Guide for setting up multi-model inference gateway on OpenShift
Uses Agentgateway, GAIE, and llm-d-modelservice
Covers adding new models to the system
Emphasizes efficient resource usage through request payload-based routing

Executive Summary

This article provides a comprehensive guide on setting up a multi-model inference gateway using OpenShift, a cloud computing platform for containerized applications and services. The goal is to automate the routing of requests to different machine learning models based on the request payload. This setup allows for efficient use of resources by directing each request to the appropriate model.
The guide covers three main components: Agentgateway, an open-source gateway implementation that provides native body-based routing; GAIE (Gateway API Inference Extension), a Kubernetes operator for managing inference services; and llm-d-modelservice, a Helm chart for deploying model servers.
The article also discusses how to add new models to the system by extending the AgentgatewayPolicy JSON map, deploying a new InferencePool using experimentalHttpRoute.baseModel set to the new model name, and deploying the model server with labels matching the InferencePool selector.

Full Take

Analyzing this article from an A.R.C. Watchline Operator perspective:
1. STEELMAN — The article presents a clear, well-structured guide for setting up a multi-model inference gateway on OpenShift using Agentgateway, GAIE, and llm-d-modelservice.

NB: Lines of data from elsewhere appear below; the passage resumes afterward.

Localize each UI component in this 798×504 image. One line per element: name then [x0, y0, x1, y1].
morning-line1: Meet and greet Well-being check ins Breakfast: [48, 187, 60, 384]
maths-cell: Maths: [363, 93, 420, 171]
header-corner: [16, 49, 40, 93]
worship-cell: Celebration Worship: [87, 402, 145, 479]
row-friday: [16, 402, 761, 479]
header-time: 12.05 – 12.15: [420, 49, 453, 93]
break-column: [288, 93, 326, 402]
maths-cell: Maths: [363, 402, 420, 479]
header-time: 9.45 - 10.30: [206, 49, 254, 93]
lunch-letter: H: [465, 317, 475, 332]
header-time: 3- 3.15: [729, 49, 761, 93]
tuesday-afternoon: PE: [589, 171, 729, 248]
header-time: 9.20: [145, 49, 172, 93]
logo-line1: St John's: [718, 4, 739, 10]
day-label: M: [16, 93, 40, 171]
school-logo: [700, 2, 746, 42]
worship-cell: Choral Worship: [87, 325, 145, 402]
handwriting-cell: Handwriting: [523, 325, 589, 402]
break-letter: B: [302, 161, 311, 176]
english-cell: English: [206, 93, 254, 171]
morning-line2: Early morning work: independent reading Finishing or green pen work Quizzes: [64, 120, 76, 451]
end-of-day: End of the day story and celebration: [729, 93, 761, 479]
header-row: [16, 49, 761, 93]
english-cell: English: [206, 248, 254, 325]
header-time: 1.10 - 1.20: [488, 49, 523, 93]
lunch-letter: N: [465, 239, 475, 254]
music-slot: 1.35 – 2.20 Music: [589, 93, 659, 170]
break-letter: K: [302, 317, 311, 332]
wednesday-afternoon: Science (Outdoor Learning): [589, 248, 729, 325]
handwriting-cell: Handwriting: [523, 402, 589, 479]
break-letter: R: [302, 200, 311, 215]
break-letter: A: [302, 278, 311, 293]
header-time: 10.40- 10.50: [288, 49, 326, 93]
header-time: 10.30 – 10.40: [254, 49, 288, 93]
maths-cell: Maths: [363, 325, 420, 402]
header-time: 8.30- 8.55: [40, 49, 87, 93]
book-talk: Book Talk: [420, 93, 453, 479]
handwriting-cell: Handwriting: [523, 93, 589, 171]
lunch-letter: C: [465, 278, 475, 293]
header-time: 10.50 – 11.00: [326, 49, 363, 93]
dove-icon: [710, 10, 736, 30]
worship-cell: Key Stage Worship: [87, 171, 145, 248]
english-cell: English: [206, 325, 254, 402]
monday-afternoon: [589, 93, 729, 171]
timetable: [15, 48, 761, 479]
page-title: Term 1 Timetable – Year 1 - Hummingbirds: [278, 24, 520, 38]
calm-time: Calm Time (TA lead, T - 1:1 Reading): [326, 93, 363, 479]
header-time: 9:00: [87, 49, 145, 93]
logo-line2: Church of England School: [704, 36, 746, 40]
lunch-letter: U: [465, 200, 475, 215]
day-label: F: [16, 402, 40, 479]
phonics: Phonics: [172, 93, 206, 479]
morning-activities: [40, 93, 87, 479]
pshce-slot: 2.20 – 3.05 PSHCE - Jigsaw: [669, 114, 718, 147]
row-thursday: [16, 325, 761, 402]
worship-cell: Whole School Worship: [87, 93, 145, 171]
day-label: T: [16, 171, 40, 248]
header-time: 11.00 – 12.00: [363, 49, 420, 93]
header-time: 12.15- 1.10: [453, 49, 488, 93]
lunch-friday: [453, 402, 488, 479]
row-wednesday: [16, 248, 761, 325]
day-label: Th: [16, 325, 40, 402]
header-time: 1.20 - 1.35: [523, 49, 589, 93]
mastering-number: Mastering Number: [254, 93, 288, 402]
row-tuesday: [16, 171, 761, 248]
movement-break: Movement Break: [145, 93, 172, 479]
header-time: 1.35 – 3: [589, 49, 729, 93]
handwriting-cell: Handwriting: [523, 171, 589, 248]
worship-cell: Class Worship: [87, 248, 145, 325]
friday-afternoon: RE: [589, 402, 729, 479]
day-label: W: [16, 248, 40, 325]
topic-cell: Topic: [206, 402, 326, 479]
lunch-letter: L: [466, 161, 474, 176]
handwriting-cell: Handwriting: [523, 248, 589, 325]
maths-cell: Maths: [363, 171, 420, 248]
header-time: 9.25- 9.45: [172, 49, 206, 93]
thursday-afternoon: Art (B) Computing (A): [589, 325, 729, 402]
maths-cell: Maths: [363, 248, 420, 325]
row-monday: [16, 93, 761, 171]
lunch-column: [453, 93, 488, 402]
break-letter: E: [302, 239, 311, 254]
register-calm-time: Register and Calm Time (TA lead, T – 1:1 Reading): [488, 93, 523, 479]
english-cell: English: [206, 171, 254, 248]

It discusses the benefits of this setup, including efficient resource usage and easy addition of new models.
2. PATTERNS DETECTED: ARC-0043 Motte-and-Bailey (the article focuses on a specific implementation while leaving open the possibility of using other gateway providers), none others detected.
3. ROOT CAUSE — The root paradigm driving this narrative is the growing need for efficient, scalable, and flexible machine learning infrastructure to handle diverse models and workloads.
4. IMPLICATIONS — This setup empowers developers by providing them with a powerful tool for managing multiple machine learning models in a unified, easy-to-use platform. The benefits include improved resource utilization, reduced complexity, and streamlined deployment of new models.
5. BRIDGE QUESTIONS — What are the long-term implications of this infrastructure on the development and adoption of AI applications? How can we ensure that these tools remain accessible and user-friendly for both experts and novices in machine learning?

Sentinel — Human

Confidence

Sentinel analysis incomplete — fallback model returned prose instead of JSON.